Les provisions des banques sujettes à débat

le 05/03/2008 L'AGEFI Quotidien / Edition de 7H

Ces énormes provisions sont dues à l’obligation comptable faite aux banques de passer leur portefeuille à leur valeur de marché (mark-to-market). C’est là que le bât blesse. Si nul ne peut contester l’envolée des taux de défaut sur les prêts immobiliers consentis aux ménages les plus fragiles aux Etats-Unis, l’exercice risque de dépasser la réalité économique pour d’autres types d’actifs.

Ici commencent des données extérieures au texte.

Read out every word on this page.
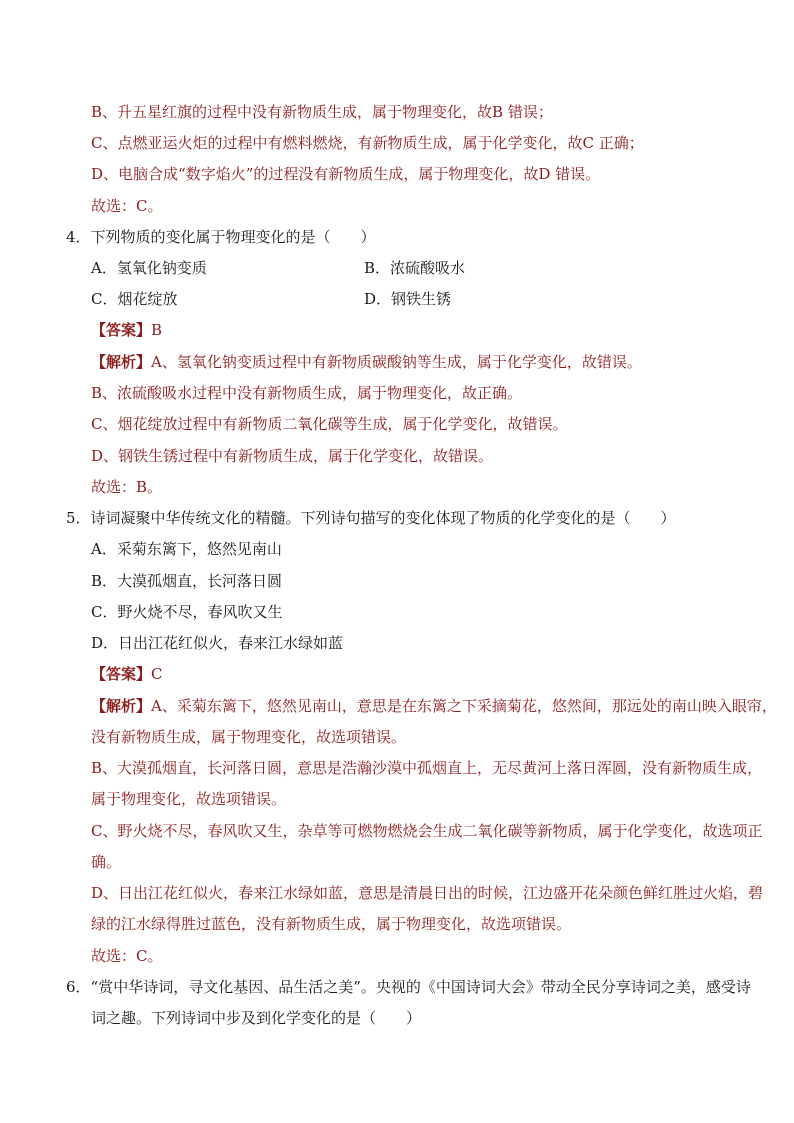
B、升五星红旗的过程中没有新物质生成，属于物理变化，故B 错误；
C、点燃亚运火炬的过程中有燃料燃烧，有新物质生成，属于化学变化，故C 正确；
D、电脑合成“数字焰火”的过程没有新物质生成，属于物理变化，故D 错误。
故选：C。
4．下列物质的变化属于物理变化的是（　　）
A．氢氧化钠变质	B．浓硫酸吸水
C．烟花绽放	D．钢铁生锈
【答案】B
【解析】A、氢氧化钠变质过程中有新物质碳酸钠等生成，属于化学变化，故错误。
B、浓硫酸吸水过程中没有新物质生成，属于物理变化，故正确。
C、烟花绽放过程中有新物质二氧化碳等生成，属于化学变化，故错误。
D、钢铁生锈过程中有新物质生成，属于化学变化，故错误。
故选：B。
5．诗词凝聚中华传统文化的精髓。下列诗句描写的变化体现了物质的化学变化的是（　　）
A．采菊东篱下，悠然见南山
B．大漠孤烟直，长河落日圆
C．野火烧不尽，春风吹又生
D．日出江花红似火，春来江水绿如蓝
【答案】C
【解析】A、采菊东篱下，悠然见南山，意思是在东篱之下采摘菊花，悠然间，那远处的南山映入眼帘，
没有新物质生成，属于物理变化，故选项错误。
B、大漠孤烟直，长河落日圆，意思是浩瀚沙漠中孤烟直上，无尽黄河上落日浑圆，没有新物质生成，
属于物理变化，故选项错误。
C、野火烧不尽，春风吹又生，杂草等可燃物燃烧会生成二氧化碳等新物质，属于化学变化，故选项正
确。
D、日出江花红似火，春来江水绿如蓝，意思是清晨日出的时候，江边盛开花朵颜色鲜红胜过火焰，碧
绿的江水绿得胜过蓝色，没有新物质生成，属于物理变化，故选项错误。
故选：C。
6．“赏中华诗词，寻文化基因、品生活之美”。央视的《中国诗词大会》带动全民分享诗词之美，感受诗
词之趣。下列诗词中步及到化学变化的是（　　）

Les indices de crédit sur lesquels se fondent en partie les banques pour évaluer leur portefeuille voient aujourd’hui leur dégradation guidée avant tout par des éléments techniques. Leur baisse force certains investisseurs endettés à liquider leurs positions, à l’image des hedge funds Peloton ou Derfield Capital, ce qui alimente une spirale négative. L’indice LCDX, témoin de la valeur des prêts à effet de levier aux Etats-Unis, est par exemple tombé à 91,7 points fin février contre près de 96 points début janvier. Mais une décote de 8% doit-elle pour autant s’appliquer à tous les prêts LBO détenus par les banques ? Pas forcément, si l'on en juge par le nombre de banques ou d’acteurs du capital-investissement qui montent aujourd’hui des fonds dédiés à la dette en détresse.

Certains acteurs de la finance ont donc beau jeu aujourd’hui de renouveler leurs critiques à l’égard des normes comptables. Les dirigeants d’Axa ne s’en sont pas privés la semaine dernière. «Elles portent en germe l'instabilité des bilans, voire des dangers systémiques (…) La primauté donnée à la valeur de marché au détriment de la valeur comptable fait de la Bourse le seul juge de paix et favorise la spéculation», indiquait Claude Bébéar, président du conseil de surveillance d’Axa sur le départ, à L’Expansion.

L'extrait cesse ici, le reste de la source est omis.